The ePrivacy Directive (Directive 2002/58/EC) primarily focuses on securing privacy in the telecommunications sector, however in Article 5(3) of the directive it provides that for the storing of or access to information stored on a user’s device, a user has to give their consent after being informed about the purposes of processing the data.
As the ePrivacy Directive is a directive it does not in itself create obligations for private entities; Member States first had to implement it into their national law. This resulted in some varied interpretations of the law, and presents the problem that it the details, for example on how consent must be obtained, laws differ among the different national markets.
On this page, you can find a simple explanation of how you can comply with the cookie consent standards of each Member State as well as any useful links where available. Simply click on the flag of your choice and you will get a basic explanation, with links to further information. Below the table, you can find an explanation of the common methods used in EU Member States the get consent, as well as an explanation of the Article as it appears in the Directive.
Article 5(3) of the ePrivacy Directive created, in 2002, an obligation for providers of information society services to both inform users about cookies or similar technologies as well as provide them an option to refuse. The issue is not the technology itself, but the fact that the service provider is storing information, or later accessing information that they have stored on the user’s device. As devices are considered to form part of the private sphere of a user, the directive considers that such storing or accessing needs to be notified. This version of the article thus has a clear opt-out approach. By default, users only needed to be informed and this type of data processing is allowed, unless the user wishes to refuse.

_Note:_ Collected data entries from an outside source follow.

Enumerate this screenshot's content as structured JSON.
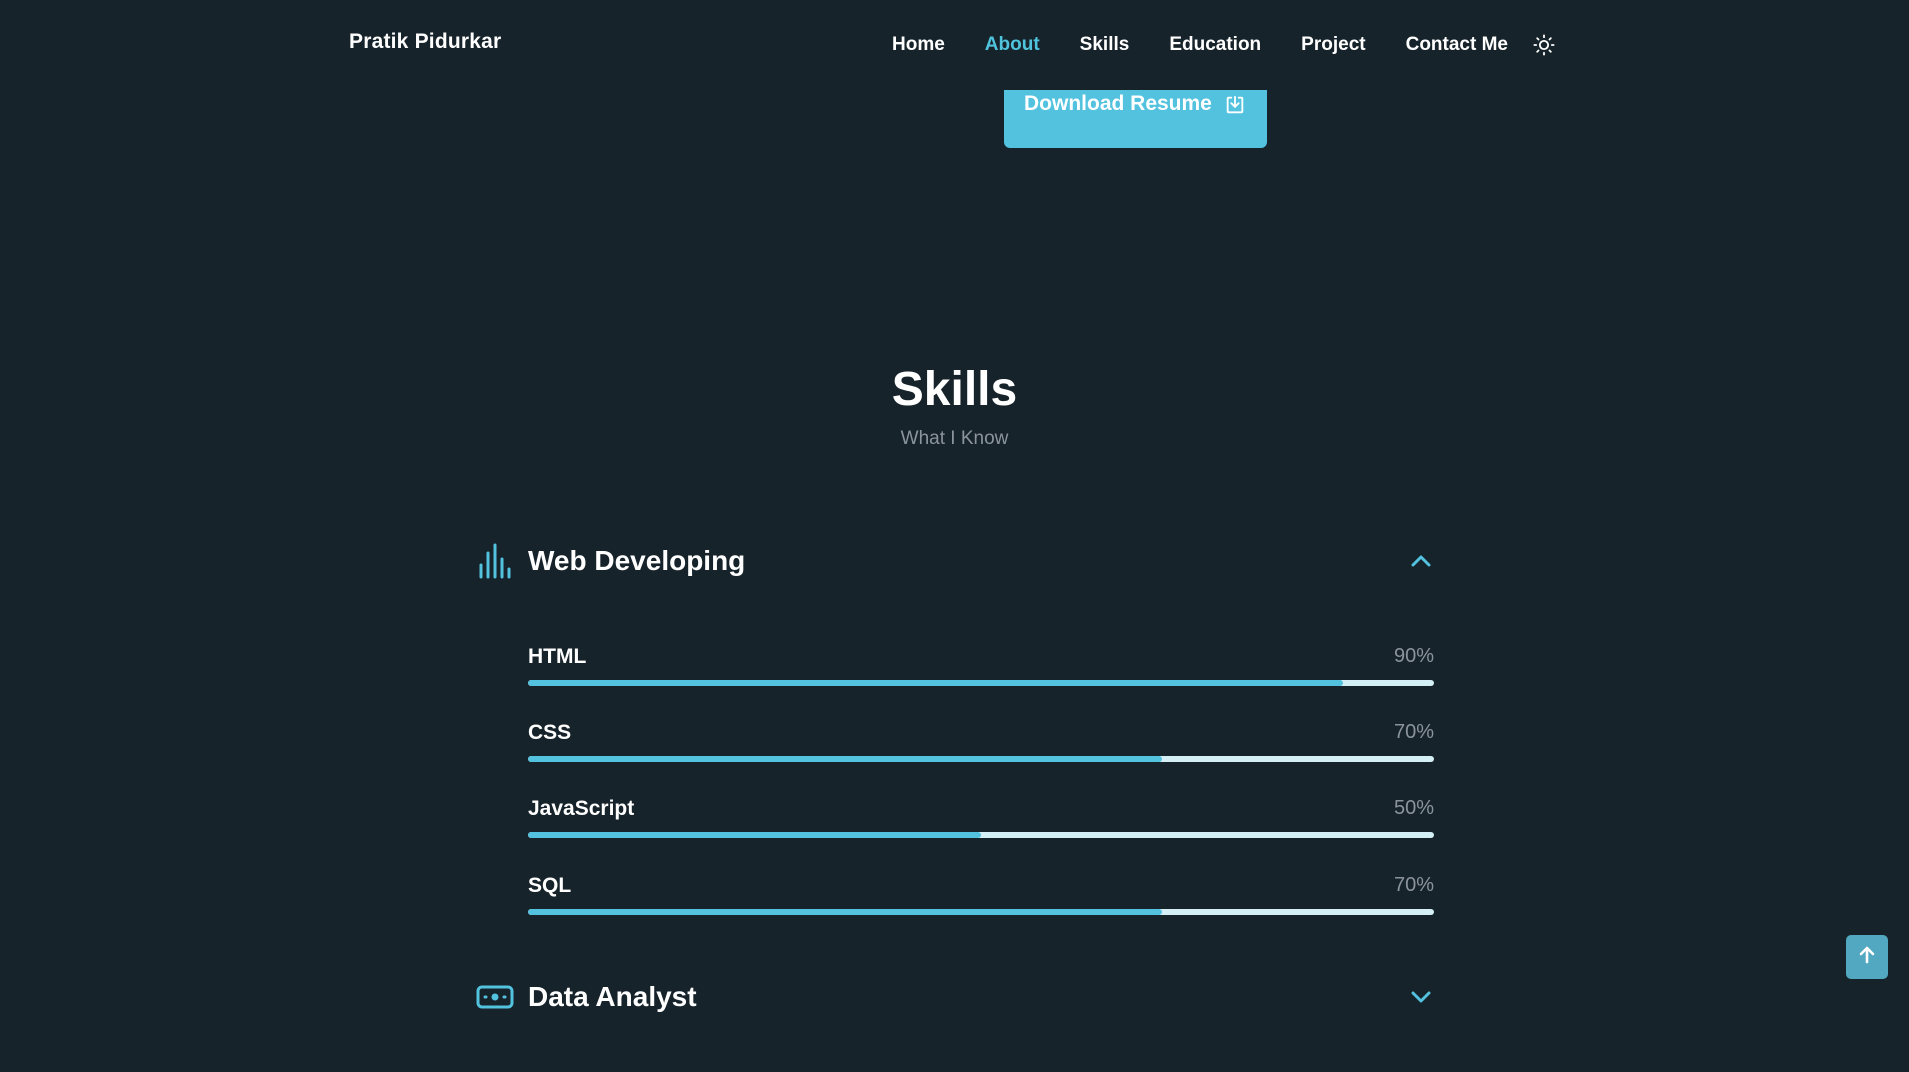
{
  "header": {
    "brand": "Pratik Pidurkar",
    "nav": [
      "Home",
      "About",
      "Skills",
      "Education",
      "Project",
      "Contact Me"
    ],
    "active_nav": "About",
    "theme_icon": "sun-icon"
  },
  "hero": {
    "download_label": "Download Resume",
    "download_icon": "download-icon"
  },
  "skills_section": {
    "title": "Skills",
    "subtitle": "What I Know",
    "groups": [
      {
        "title": "Web Developing",
        "icon": "bar-chart-icon",
        "expanded": true,
        "items": [
          {
            "name": "HTML",
            "percent_label": "90%",
            "percent": 90
          },
          {
            "name": "CSS",
            "percent_label": "70%",
            "percent": 70
          },
          {
            "name": "JavaScript",
            "percent_label": "50%",
            "percent": 50
          },
          {
            "name": "SQL",
            "percent_label": "70%",
            "percent": 70
          }
        ]
      },
      {
        "title": "Data Analyst",
        "icon": "money-icon",
        "expanded": false,
        "items": []
      }
    ]
  },
  "colors": {
    "background": "#17232a",
    "accent": "#52c2df",
    "bar_track": "#d4eff6",
    "muted_text": "#8a949a"
  },
  "scroll_up_icon": "arrow-up-icon"
}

In 2009, a Directive which amended several legal instruments, the Citizens Rights’ Directive (PDF), changed the wording of Article 5(3) so that it went from an opt-out provision to an opt-in. Specifically, the prior, informed consent of the user is required. The storing or access to information that has been stored on user devices thus became conditional on the user having been informed and giving their consent to this. In addition, the Citizens Rights’ Directive also included in recital 66 a new method of providing consent: it provides that where it is technically possible and effective, consent can be expressed through browser settings. However, the recital also states that this method must be made more effective by way of enhanced powers given to national authorities. As a result, some DPAs have stated that browser settings cannot provide a valuable consent method, such as the French CNIL and the UK’s ICO. However, in other Member States the DPA has interpreted this differently way and users accept cookies via their browser settings, even if they are using a default setting.
The other important feature of Article 5(3) is that it provides two exceptions to the rule on consent. The first is for storage or access for the sole purpose of carrying out a transmission over an electronic communications network. The second exception applies to storage or access strictly necessary in order to provide a service explicitly requested by the user. This is understood to include technical cookies which remember settings or serve a function technically necessary for a service to function, such as a shopping cart feature on a website, or a cookie which sets language preferences and remembers them. There is hardly divergence in the area of exceptions when it comes to the national implementations of the exceptions to Article 5(3), although in the Netherlands the legislator amended the relevant law in 2015 to include an additional exception for certain analytics cookies.
The only area where we can observe significant divergence in the transposition is in the practical realisation of the consent model that was introduced in the 2009 amendment. As Member States had a 2-year implementation period, we started to see a change in websites in 2011, with the introduction of so-called cookie banners and cookie walls.